Le libre arbitre est soluble dans la bière de Noël

Quoiqu'il en soit, cette photo comme tant d'autres clichés publiés sur les réseaux sociaux prouve une réalité contemporaine et intangible: vous êtes un être humain, vous avez un compte Facebook. Il y a donc environ 99% de chances pour qu'un jour une photo de vous en train de tâcher de rester perpendiculaire au sol, et d'allumer une clope à l'envers soit publiée à votre insu ou même de votre propre initiative, le libre arbitre étant comme on le sait soluble dans la bière de Noël.

Si à ce jour, aucune photo de vous imbibé d'alcool à la feria de Nîmes n'a été publiée sur les internets, il ne peut y avoir que deux raisons: 

  1. vous étiez à la feria de Bayonne
  2. vous êtes ma mère

 

Et bien, c'est bientôt fini. Pas l'alcool, dieu merci. Mais si vous le souhaitez, vous pourrez bientôt éviter que votre moi bourré soit incarné sur les réseaux.

Yann LeCun, chercheur à l’université de New York et responsable du laboratoire de Facebook est en effet en train de mettre au point une sorte d'éthylotest de l'Internet. C'est à dire que le système de reconnaissance facile qui existe déjà et qui permet d'identifier vos amis sur des photos, pourra bientôt faire la différence entre la tête de quelqu'un de sobre et quelqu'un de démonté.

Autrement dit, Facebook vous empêchera de poster une photo de vous ivre mort en train de négocier un bouquet de roses à un vendeur tamoul.

"J'suis pas bourré, j'suis pas bourré, j'suis pas bourré"

D'aucuns se demanderont à quoi on reconnait techniquement un visage de mec bourré: alors, je réitère mon invitation, envoie "THOMAS ROZEC" au 10 12 12 et tu verras. Sinon, pour simplifier, un mec bourré, c'est un mec qui fixe l'appareil en pensant très fort "j'suis pas bourré, j'suis pas bourré, j'suis pas bourré" alors que ses yeux disent "j'vais vomir, j'vais vomir, j'vais vomir".

Évidemment, l'initiative fait pousser des cris d'orfraie aux fervents défenseurs de la protection de l'identité numérique qui estiment que Facebook va décidément trop loin dans l'intrusion de notre intimité. Je n'en fais personnellement pas partie.
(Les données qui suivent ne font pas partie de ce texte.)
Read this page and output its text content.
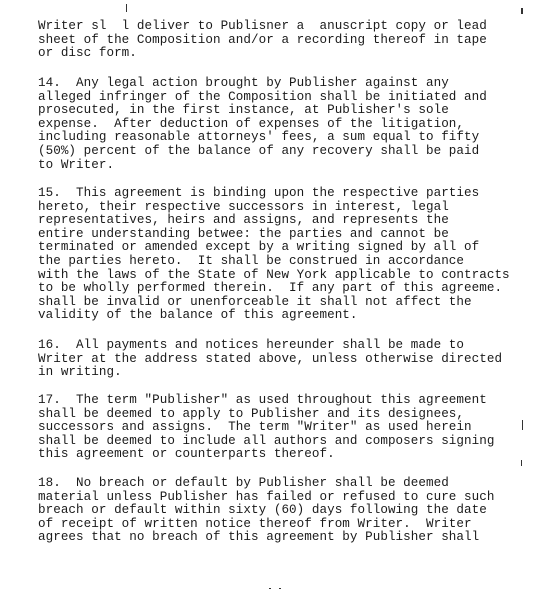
Writer sl  l deliver to Publisner a  anuscript copy or lead
sheet of the Composition and/or a recording thereof in tape
or disc form.
14.  Any legal action brought by Publisher against any
alleged infringer of the Composition shall be initiated and
prosecuted, in the first instance, at Publisher's sole
expense.  After deduction of expenses of the litigation,
including reasonable attorneys' fees, a sum equal to fifty
(50%) percent of the balance of any recovery shall be paid
to Writer.
15.  This agreement is binding upon the respective parties
hereto, their respective successors in interest, legal
representatives, heirs and assigns, and represents the
entire understanding betwee: the parties and cannot be
terminated or amended except by a writing signed by all of
the parties hereto.  It shall be construed in accordance
with the laws of the State of New York applicable to contracts
to be wholly performed therein.  If any part of this agreeme.
shall be invalid or unenforceable it shall not affect the
validity of the balance of this agreement.
16.  All payments and notices hereunder shall be made to
Writer at the address stated above, unless otherwise directed
in writing.
17.  The term "Publisher" as used throughout this agreement
shall be deemed to apply to Publisher and its designees,
successors and assigns.  The term "Writer" as used herein
shall be deemed to include all authors and composers signing
this agreement or counterparts thereof.
18.  No breach or default by Publisher shall be deemed
material unless Publisher has failed or refused to cure such
breach or default within sixty (60) days following the date
of receipt of written notice thereof from Writer.  Writer
agrees that no breach of this agreement by Publisher shall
J'aurais même souhaité que cela existe avant, sinon, une photo de moi en train de faire la macarena avec ma jupe coincée dans mon slip ne circulerait pas depuis 2008 sur Facebook.


D'ailleurs, j'irais même plus loin, je souhaiterais que Facebook protège davantage mon identité numérique mais aussi ma dignité en m’empêchant de faire deux trois conneries en cas de sévère alcoolisation:

  • j'aimerais par exemple que Facebook m'empêche de crier " tournée générale ! " quand la pinte est à huit euros et donc de retrouver le lendemain matin, des tickets de CB dont le montant suffirait à financer l'achat d'un petit deux pièces coquet dans l'est parisien.

  • j'aimerais que Facebook m'empêche de systématiquement insérer ma clef dans la serrure de la porte de l'appartement du 4ème étage gauche alors que j'habite au 2ème a droite.

  • j'aimerais que Facebook m'empêche de faire pipi entre deux autolibs.

  • j'aimerais tant qu'à faire que Facebook m'empêche de faire pipi entre deux Vélibs parce que là, franchement, on me voit.

  • j'aimerais que Facebook m'empêche d'envoyer "mais moi je t'aiiiiiiiiiiiiiiiime " à un ex ou pire un pathétique " hellu, tu fas quin, tu pisses chez mou " à une target en pensant sincèrement qu'il va pas griller que je suis à 75% composée de kir royal.